• 703-743-9010
  • info@oneoffcoder.com
  • 7526 Old Linton Hall Rd, Gainesville VA, 20155

Gaussian Mixture Models

Gaussian Mixture Models (GMMs) are a way to model an empirical distribution of data with a mixture of Gaussians.

Purpose

This is a notebook showing how to use Scikit's Gaussian Mixture Model (GMM).

Motivation, A Simple Example

Oftentimes, you see observations and you want to understand the distributions from which they came. Let's make it simple and say you observe the lengths of left arms.

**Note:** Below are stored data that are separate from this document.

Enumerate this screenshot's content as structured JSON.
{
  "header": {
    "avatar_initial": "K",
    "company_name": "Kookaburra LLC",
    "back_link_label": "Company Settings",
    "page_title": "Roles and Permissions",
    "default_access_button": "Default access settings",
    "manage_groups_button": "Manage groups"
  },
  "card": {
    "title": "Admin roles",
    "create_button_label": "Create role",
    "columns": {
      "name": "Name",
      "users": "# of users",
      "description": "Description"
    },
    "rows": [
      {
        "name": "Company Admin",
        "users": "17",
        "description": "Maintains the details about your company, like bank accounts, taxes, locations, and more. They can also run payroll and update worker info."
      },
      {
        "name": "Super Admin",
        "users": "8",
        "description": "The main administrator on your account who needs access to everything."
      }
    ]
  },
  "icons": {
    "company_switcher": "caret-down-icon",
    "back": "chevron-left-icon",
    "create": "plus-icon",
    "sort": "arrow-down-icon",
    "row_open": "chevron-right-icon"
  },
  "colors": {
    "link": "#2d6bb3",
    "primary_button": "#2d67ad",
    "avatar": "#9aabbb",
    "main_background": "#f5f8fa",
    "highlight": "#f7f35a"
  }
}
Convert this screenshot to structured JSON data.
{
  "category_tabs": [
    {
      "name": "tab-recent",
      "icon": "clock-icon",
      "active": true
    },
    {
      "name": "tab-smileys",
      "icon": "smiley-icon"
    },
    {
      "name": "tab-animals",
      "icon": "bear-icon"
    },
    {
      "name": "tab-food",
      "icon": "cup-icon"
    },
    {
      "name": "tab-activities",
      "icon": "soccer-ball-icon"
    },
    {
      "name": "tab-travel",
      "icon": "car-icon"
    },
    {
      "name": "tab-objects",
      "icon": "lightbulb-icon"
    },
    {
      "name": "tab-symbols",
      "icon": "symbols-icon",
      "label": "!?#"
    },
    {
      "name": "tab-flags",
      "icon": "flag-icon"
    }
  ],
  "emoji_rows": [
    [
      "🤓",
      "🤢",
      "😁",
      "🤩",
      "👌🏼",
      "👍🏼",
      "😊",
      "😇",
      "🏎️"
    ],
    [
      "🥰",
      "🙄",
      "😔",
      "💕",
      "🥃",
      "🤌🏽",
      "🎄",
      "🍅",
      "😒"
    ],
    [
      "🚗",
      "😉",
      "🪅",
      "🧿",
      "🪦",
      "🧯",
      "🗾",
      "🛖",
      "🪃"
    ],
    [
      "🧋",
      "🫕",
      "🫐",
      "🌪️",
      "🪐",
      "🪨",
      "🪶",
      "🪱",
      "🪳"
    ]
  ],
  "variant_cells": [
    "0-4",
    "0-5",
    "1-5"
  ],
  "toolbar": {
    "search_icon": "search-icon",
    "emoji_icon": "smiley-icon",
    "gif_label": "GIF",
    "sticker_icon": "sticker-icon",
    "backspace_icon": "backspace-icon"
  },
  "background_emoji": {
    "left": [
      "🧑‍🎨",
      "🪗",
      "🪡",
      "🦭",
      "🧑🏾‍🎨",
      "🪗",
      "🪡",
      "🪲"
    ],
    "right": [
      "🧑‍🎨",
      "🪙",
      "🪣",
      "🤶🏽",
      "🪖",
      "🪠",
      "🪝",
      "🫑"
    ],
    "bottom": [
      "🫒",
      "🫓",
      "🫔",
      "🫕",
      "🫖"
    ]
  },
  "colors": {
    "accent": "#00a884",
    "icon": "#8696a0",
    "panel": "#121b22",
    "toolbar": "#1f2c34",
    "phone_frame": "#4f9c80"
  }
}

Now, these lengths may come from a child (age < 18) or an adult (age >= 18); however, you do not know that there are indeed two populations (children and adults). If you perform a density plot the lengths, you will most likely observe a multi-modal distribution (one for the children and the other for the adults). If you simply assume a single gaussian distribution, you would be wrong. GMMs assume that the distribution you are seeing actually comes from multiple underlying guassian distributions that are "mixing" to produce what you see.

The Data, Arm Lengths

Let's start out by looking at the data. First, these are real data from children and adults at One-Off Coder. Second, although we know that the data comes from two different population, we are going to pretend as if we only observe the arm lengths.

In [1]:
import numpy as np
import pandas as pd

# these are the arm lengths
# a is for adult
# c is child
a_lengths = np.array([24, 23.5, 25.5, 22.0, 25.5, 25.5, 24.0, 28.0, 24.5])
c_lengths = np.array([24.0, 23.0, 21.0, 15.5, 17.5, 17.5, 19.0, 17.0, 17.0, 27.0])

# these are the corresponding labels
# children are marked as 0
# adults are marked as 1
a_labels = np.ones(a_lengths.shape[0], dtype=int)
c_labels = np.zeros(c_lengths.shape[0], dtype=int)

# these are the natural corresponding labels
a_nlabels = ['adult' for _ in range(a_lengths.shape[0])]
c_nlabels = ['child' for _ in range(c_lengths.shape[0])]

# we build a pandas dataframe from the data
lengths = np.concatenate([c_lengths, a_lengths])
labels = np.concatenate([c_labels, a_labels])
nlabels = np.concatenate([c_nlabels, a_nlabels])
df = pd.DataFrame({ 'length': lengths, 'label': labels, 'nlabel': nlabels})
In [2]:
df
Out[2]:
label length nlabel
0 0 24.0 child
1 0 23.0 child
2 0 21.0 child
3 0 15.5 child
4 0 17.5 child
5 0 17.5 child
6 0 19.0 child
7 0 17.0 child
8 0 17.0 child
9 0 27.0 child
10 1 24.0 adult
11 1 23.5 adult
12 1 25.5 adult
13 1 22.0 adult
14 1 25.5 adult
15 1 25.5 adult
16 1 24.0 adult
17 1 28.0 adult
18 1 24.5 adult

Visualize the Data

Now, we plot the distributions. There is a one for children and adults, and another one for all of the children and adults together. As you can see, when all the data is plotted together, there are two "humps". This data (with all the children and adult arm lengths lumped together) is what we pretend we are seeing.

Distribution Plots

In [3]:
%matplotlib inline
import seaborn as sns
import matplotlib.pyplot as plt

fig, (ax1, ax2) = plt.subplots(1, 2, figsize=(15, 5))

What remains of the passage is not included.